Some species can quickly escape as a fire quickly engulfs acres of land. “Some animals, especially those that are immobile or too slow to escape, are more vulnerable to the smoke and heat of wildfires,” it explains.

animals wildfires
A fox runs through grass while fleeing flames in a California wildfire in 2024 [Noah Berger/AP]

Does that affect the environment generally?

It could. As wildfires change vegetation by thinning it, some wildlife can lose their habitat, and the resulting movement of wildlife can throw off the balance of a local ecosystem in a region.

Take snakes as an example. Some 33 snake species are endemic to California.

Michael Starkey, a conservation biologist whose work focuses on snake conservation told Al Jazeera that rising temperatures and dry conditions are making some regions uninhabitable for some snake species.

Starkey said that while some snakes can move away, other species could go extinct. This is a problem because snakes eat rodents which destroy crops for human consumption. This chain reaction can affect entire food systems.
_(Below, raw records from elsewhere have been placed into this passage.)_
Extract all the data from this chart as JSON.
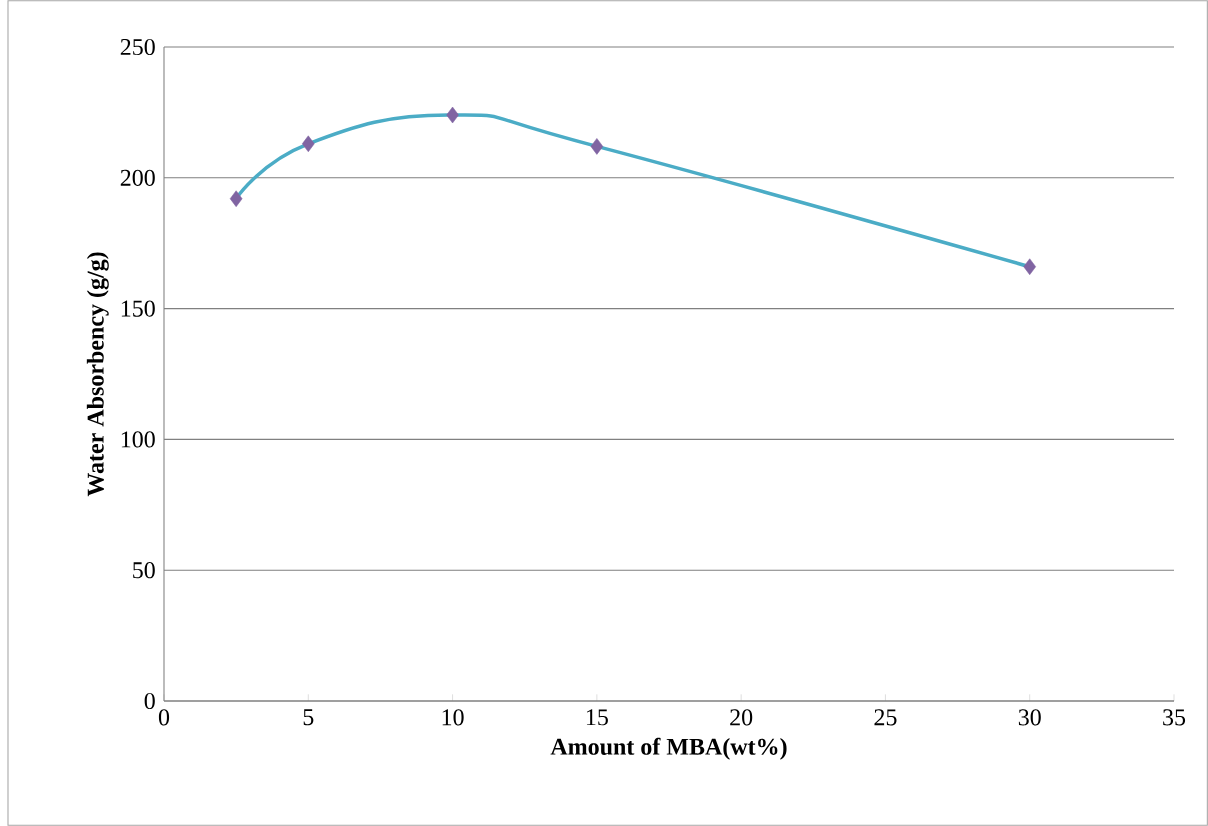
{
  "chart_data": {
    "type": "line",
    "xlabel": "Amount of MBA(wt%)",
    "ylabel": "Water Absorbency (g/g)",
    "x": [
      2.5,
      5,
      10,
      15,
      30
    ],
    "values": [
      192,
      213,
      224,
      212,
      166
    ],
    "color": "#4bacc6",
    "colors": [
      "#8064a2",
      "#8064a2",
      "#8064a2",
      "#8064a2",
      "#8064a2"
    ],
    "marker": "diamond",
    "line_style": "solid",
    "xlim": [
      0,
      35
    ],
    "xticks": [
      0,
      5,
      10,
      15,
      20,
      25,
      30,
      35
    ],
    "ylim": [
      0,
      250
    ],
    "yticks": [
      0,
      50,
      100,
      150,
      200,
      250
    ],
    "grid": "y"
  }
}
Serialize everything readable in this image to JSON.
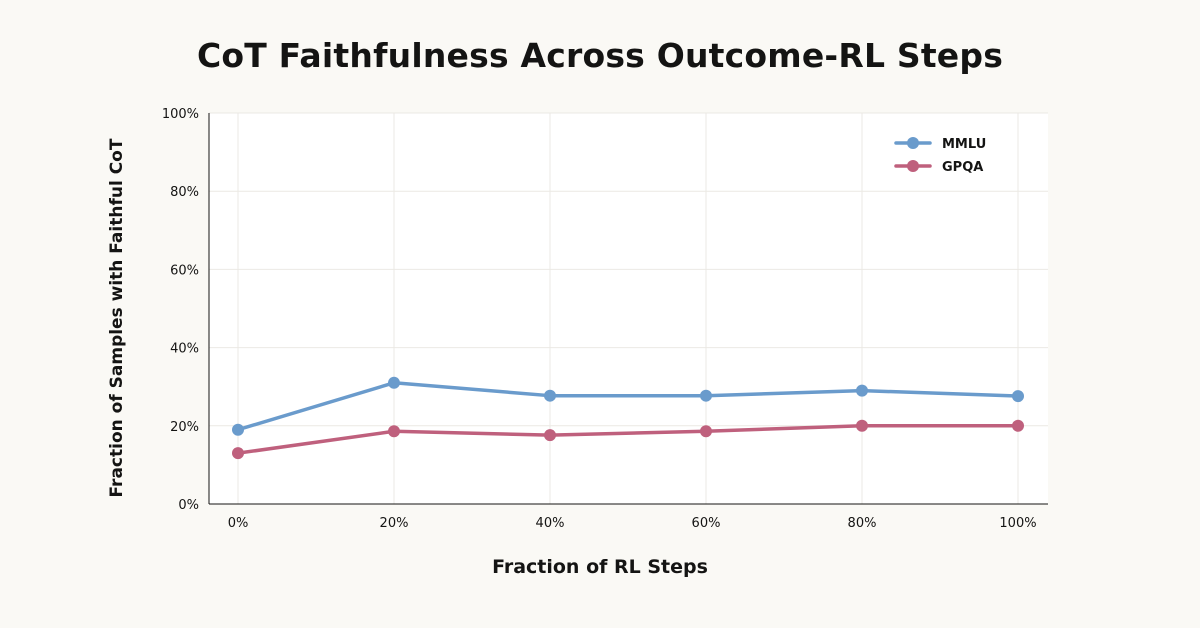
{
  "chart_data": {
    "type": "line",
    "title": "CoT Faithfulness Across Outcome-RL Steps",
    "xlabel": "Fraction of RL Steps",
    "ylabel": "Fraction of Samples with Faithful CoT",
    "categories": [
      "0%",
      "20%",
      "40%",
      "60%",
      "80%",
      "100%"
    ],
    "y_ticks": [
      "0%",
      "20%",
      "40%",
      "60%",
      "80%",
      "100%"
    ],
    "ylim": [
      0,
      100
    ],
    "grid": true,
    "legend_position": "top-right",
    "series": [
      {
        "name": "MMLU",
        "color": "#6a9bcc",
        "values": [
          19,
          31,
          27.7,
          27.7,
          29,
          27.6
        ]
      },
      {
        "name": "GPQA",
        "color": "#bf607d",
        "values": [
          13,
          18.6,
          17.6,
          18.6,
          20,
          20
        ]
      }
    ]
  }
}
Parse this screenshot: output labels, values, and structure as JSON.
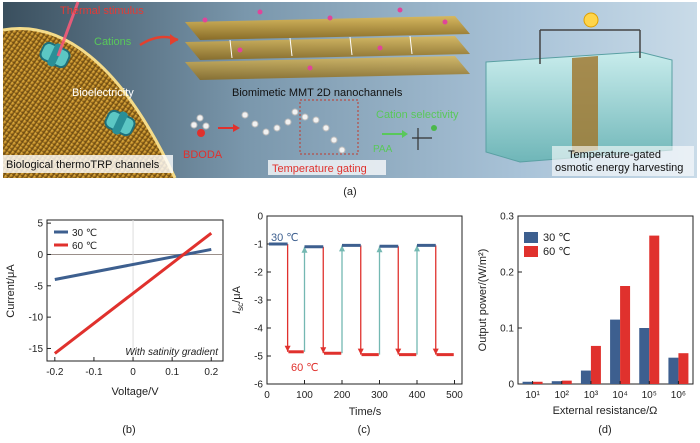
{
  "colors": {
    "blue": "#3d5f8f",
    "red": "#e0312d",
    "teal": "#74b8b2",
    "axis": "#222222",
    "zero": "#9a8f8a"
  },
  "panel_a": {
    "label": "(a)",
    "texts": {
      "thermal": "Thermal stimulus",
      "cations": "Cations",
      "bioelectricity": "Bioelectricity",
      "channels": "Biological thermoTRP channels",
      "mmt": "Biomimetic MMT 2D nanochannels",
      "bdoda": "BDODA",
      "gating": "Temperature gating",
      "selectivity": "Cation selectivity",
      "paa": "PAA",
      "harvest1": "Temperature-gated",
      "harvest2": "osmotic energy harvesting"
    }
  },
  "chart_data": [
    {
      "id": "b",
      "type": "line",
      "panel_label": "(b)",
      "xlabel": "Voltage/V",
      "ylabel": "Current/μA",
      "xlim": [
        -0.22,
        0.23
      ],
      "ylim": [
        -17,
        5.5
      ],
      "xticks": [
        -0.2,
        -0.1,
        0,
        0.1,
        0.2
      ],
      "xtick_labels": [
        "-0.2",
        "-0.1",
        "0",
        "0.1",
        "0.2"
      ],
      "yticks": [
        -15,
        -10,
        -5,
        0,
        5
      ],
      "ytick_labels": [
        "-15",
        "-10",
        "-5",
        "0",
        "5"
      ],
      "annotation": "With satinity gradient",
      "legend_position": "top-left",
      "series": [
        {
          "name": "30 ℃",
          "color": "#3d5f8f",
          "x": [
            -0.2,
            0.2
          ],
          "y": [
            -4.0,
            0.8
          ]
        },
        {
          "name": "60 ℃",
          "color": "#e0312d",
          "x": [
            -0.2,
            0.2
          ],
          "y": [
            -15.8,
            3.4
          ]
        }
      ]
    },
    {
      "id": "c",
      "type": "line",
      "panel_label": "(c)",
      "xlabel": "Time/s",
      "ylabel_main": "I",
      "ylabel_sub": "sc",
      "ylabel_unit": "/μA",
      "xlim": [
        0,
        520
      ],
      "ylim": [
        -6,
        0
      ],
      "xticks": [
        0,
        100,
        200,
        300,
        400,
        500
      ],
      "xtick_labels": [
        "0",
        "100",
        "200",
        "300",
        "400",
        "500"
      ],
      "yticks": [
        -6,
        -5,
        -4,
        -3,
        -2,
        -1,
        0
      ],
      "ytick_labels": [
        "-6",
        "-5",
        "-4",
        "-3",
        "-2",
        "-1",
        "0"
      ],
      "label_30": "30 ℃",
      "label_60": "60 ℃",
      "cycles_30": [
        [
          5,
          55
        ],
        [
          100,
          150
        ],
        [
          200,
          250
        ],
        [
          300,
          350
        ],
        [
          400,
          450
        ]
      ],
      "value_30": [
        -1.0,
        -1.1,
        -1.05,
        -1.08,
        -1.05
      ],
      "cycles_60": [
        [
          55,
          100
        ],
        [
          150,
          200
        ],
        [
          250,
          300
        ],
        [
          350,
          400
        ],
        [
          450,
          500
        ]
      ],
      "value_60": [
        -4.85,
        -4.9,
        -4.95,
        -4.95,
        -4.95
      ]
    },
    {
      "id": "d",
      "type": "bar",
      "panel_label": "(d)",
      "xlabel": "External resistance/Ω",
      "ylabel": "Output power/(W/m²)",
      "ylim": [
        0,
        0.3
      ],
      "yticks": [
        0,
        0.1,
        0.2,
        0.3
      ],
      "ytick_labels": [
        "0",
        "0.1",
        "0.2",
        "0.3"
      ],
      "categories": [
        "10¹",
        "10²",
        "10³",
        "10⁴",
        "10⁵",
        "10⁶"
      ],
      "legend_position": "top-left",
      "series": [
        {
          "name": "30 ℃",
          "color": "#3d5f8f",
          "values": [
            0.004,
            0.005,
            0.024,
            0.115,
            0.1,
            0.047
          ]
        },
        {
          "name": "60 ℃",
          "color": "#e0312d",
          "values": [
            0.004,
            0.006,
            0.068,
            0.175,
            0.265,
            0.055
          ]
        }
      ]
    }
  ]
}
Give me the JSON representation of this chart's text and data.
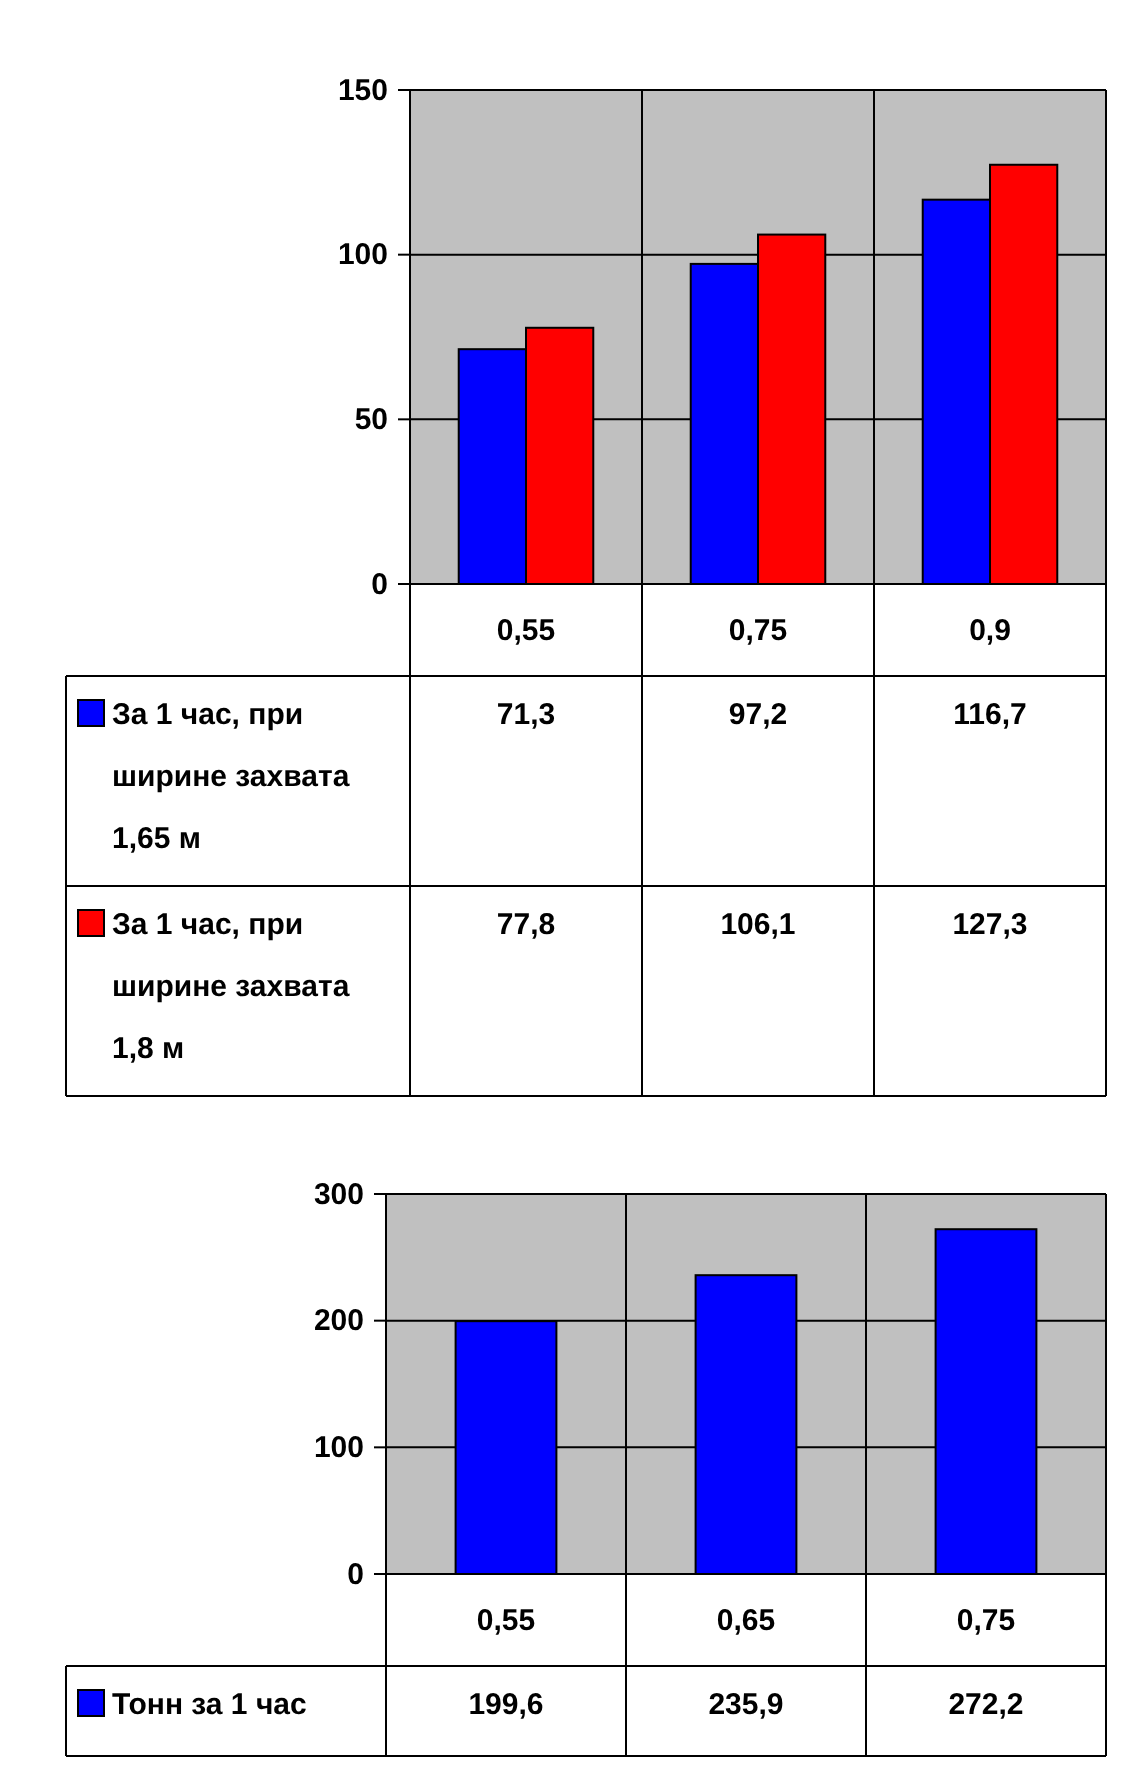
{
  "chart_data": [
    {
      "type": "bar",
      "categories": [
        "0,55",
        "0,75",
        "0,9"
      ],
      "series": [
        {
          "name": "За 1 час, при ширине захвата 1,65 м",
          "color": "#0000ff",
          "values": [
            71.3,
            97.2,
            116.7
          ],
          "value_labels": [
            "71,3",
            "97,2",
            "116,7"
          ]
        },
        {
          "name": "За 1 час, при ширине захвата 1,8 м",
          "color": "#ff0000",
          "values": [
            77.8,
            106.1,
            127.3
          ],
          "value_labels": [
            "77,8",
            "106,1",
            "127,3"
          ]
        }
      ],
      "ylim": [
        0,
        150
      ],
      "yticks": [
        0,
        50,
        100,
        150
      ],
      "grid": true,
      "legend": "bottom left"
    },
    {
      "type": "bar",
      "categories": [
        "0,55",
        "0,65",
        "0,75"
      ],
      "series": [
        {
          "name": "Тонн за 1 час",
          "color": "#0000ff",
          "values": [
            199.6,
            235.9,
            272.2
          ],
          "value_labels": [
            "199,6",
            "235,9",
            "272,2"
          ]
        }
      ],
      "ylim": [
        0,
        300
      ],
      "yticks": [
        0,
        100,
        200,
        300
      ],
      "grid": true,
      "legend": "bottom left"
    }
  ]
}
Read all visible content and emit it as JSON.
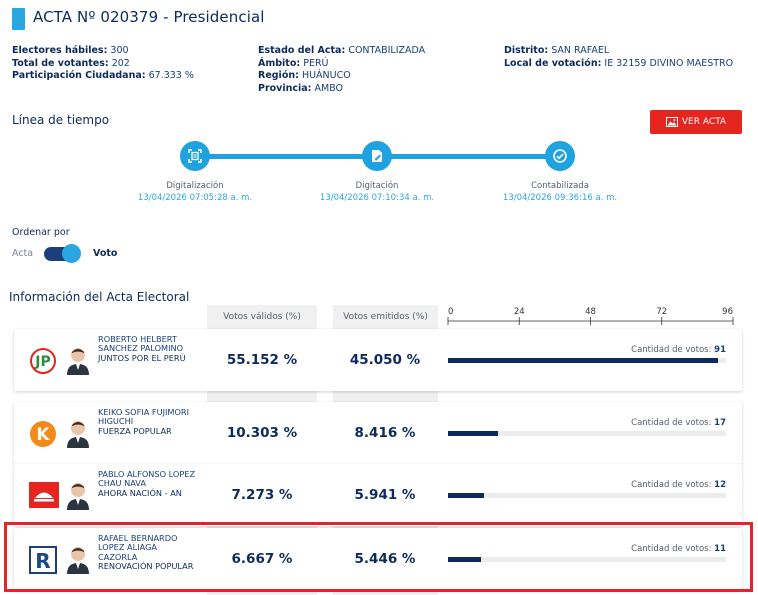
{
  "header": {
    "title": "ACTA Nº 020379 - Presidencial"
  },
  "info": {
    "electores_label": "Electores hábiles:",
    "electores_value": "300",
    "votantes_label": "Total de votantes:",
    "votantes_value": "202",
    "participacion_label": "Participación Ciudadana:",
    "participacion_value": "67.333 %",
    "estado_label": "Estado del Acta:",
    "estado_value": "CONTABILIZADA",
    "ambito_label": "Ámbito:",
    "ambito_value": "PERÚ",
    "region_label": "Región:",
    "region_value": "HUÁNUCO",
    "provincia_label": "Provincia:",
    "provincia_value": "AMBO",
    "distrito_label": "Distrito:",
    "distrito_value": "SAN RAFAEL",
    "local_label": "Local de votación:",
    "local_value": "IE 32159 DIVINO MAESTRO"
  },
  "timeline": {
    "title": "Línea de tiempo",
    "ver_acta": "VER ACTA",
    "steps": [
      {
        "label": "Digitalización",
        "date": "13/04/2026 07:05:28 a. m.",
        "icon": "scan-icon"
      },
      {
        "label": "Digitación",
        "date": "13/04/2026 07:10:34 a. m.",
        "icon": "edit-document-icon"
      },
      {
        "label": "Contabilizada",
        "date": "13/04/2026 09:36:16 a. m.",
        "icon": "check-circle-icon"
      }
    ]
  },
  "sort": {
    "title": "Ordenar por",
    "option_acta": "Acta",
    "option_voto": "Voto"
  },
  "results": {
    "title": "Información del Acta Electoral",
    "col_validos": "Votos válidos (%)",
    "col_emitidos": "Votos emitidos (%)",
    "axis_ticks": [
      "0",
      "24",
      "48",
      "72",
      "96"
    ],
    "axis_max": 96,
    "votes_prefix": "Cantidad de votos:",
    "rows": [
      {
        "name": "ROBERTO HELBERT SANCHEZ PALOMINO",
        "party": "JUNTOS POR EL PERÚ",
        "validos": "55.152 %",
        "emitidos": "45.050 %",
        "votes": "91",
        "votes_n": 91,
        "logo": "juntos-por-el-peru-logo"
      },
      {
        "name": "KEIKO SOFIA FUJIMORI HIGUCHI",
        "party": "FUERZA POPULAR",
        "validos": "10.303 %",
        "emitidos": "8.416 %",
        "votes": "17",
        "votes_n": 17,
        "logo": "fuerza-popular-logo"
      },
      {
        "name": "PABLO ALFONSO LOPEZ CHAU NAVA",
        "party": "AHORA NACIÓN - AN",
        "validos": "7.273 %",
        "emitidos": "5.941 %",
        "votes": "12",
        "votes_n": 12,
        "logo": "ahora-nacion-logo"
      },
      {
        "name": "RAFAEL BERNARDO LOPEZ ALIAGA CAZORLA",
        "party": "RENOVACIÓN POPULAR",
        "validos": "6.667 %",
        "emitidos": "5.446 %",
        "votes": "11",
        "votes_n": 11,
        "logo": "renovacion-popular-logo"
      }
    ]
  },
  "colors": {
    "accent": "#1ea3e0",
    "navy": "#0d2a5c",
    "red": "#e52520"
  }
}
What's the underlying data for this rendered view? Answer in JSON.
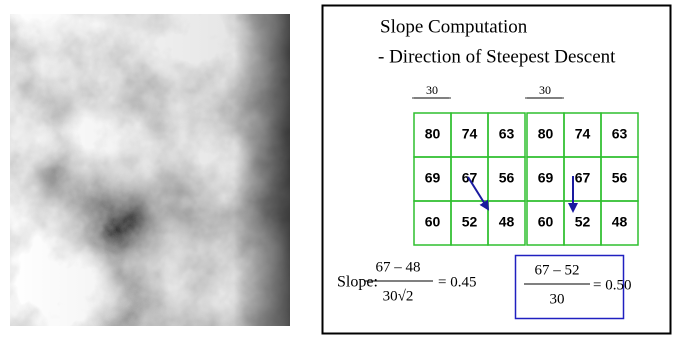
{
  "slide": {
    "title": "Slope Computation",
    "subtitle": "- Direction of Steepest Descent",
    "grids": [
      {
        "spacing_label": "30",
        "rows": [
          [
            80,
            74,
            63
          ],
          [
            69,
            67,
            56
          ],
          [
            60,
            52,
            48
          ]
        ]
      },
      {
        "spacing_label": "30",
        "rows": [
          [
            80,
            74,
            63
          ],
          [
            69,
            67,
            56
          ],
          [
            60,
            52,
            48
          ]
        ]
      }
    ],
    "formula_left": {
      "label": "Slope:",
      "numerator": "67 – 48",
      "denominator": "30√2",
      "result": "= 0.45"
    },
    "formula_right": {
      "numerator": "67 – 52",
      "denominator": "30",
      "result": "= 0.50"
    }
  }
}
California is also home to 700 vertebrate species, which simply put, are animals with backbones and skeletons. This makes the state the US’s most biodiverse, according to an article published by the US Department of Agriculture in March 2024.

Record-breaking wildfires engulfed California in 2020 and 2021, burning more than 4.2 million acres of land.

“Tragically, the bushfires killed or displaced almost 3 billion animals. It made me wonder what was happening to our wildlife,” the US Forest Service ecologist Jones was quoted as saying in the US Agriculture Department article.

Pacific Southwest Research Station Ecologist John Keane said that spotted owls are a particular species of concern, according to the article. “Wildfire disasters can destroy old-growth trees and dense forest patches upon which spotted owls depend for nesting, roosting, and foraging.”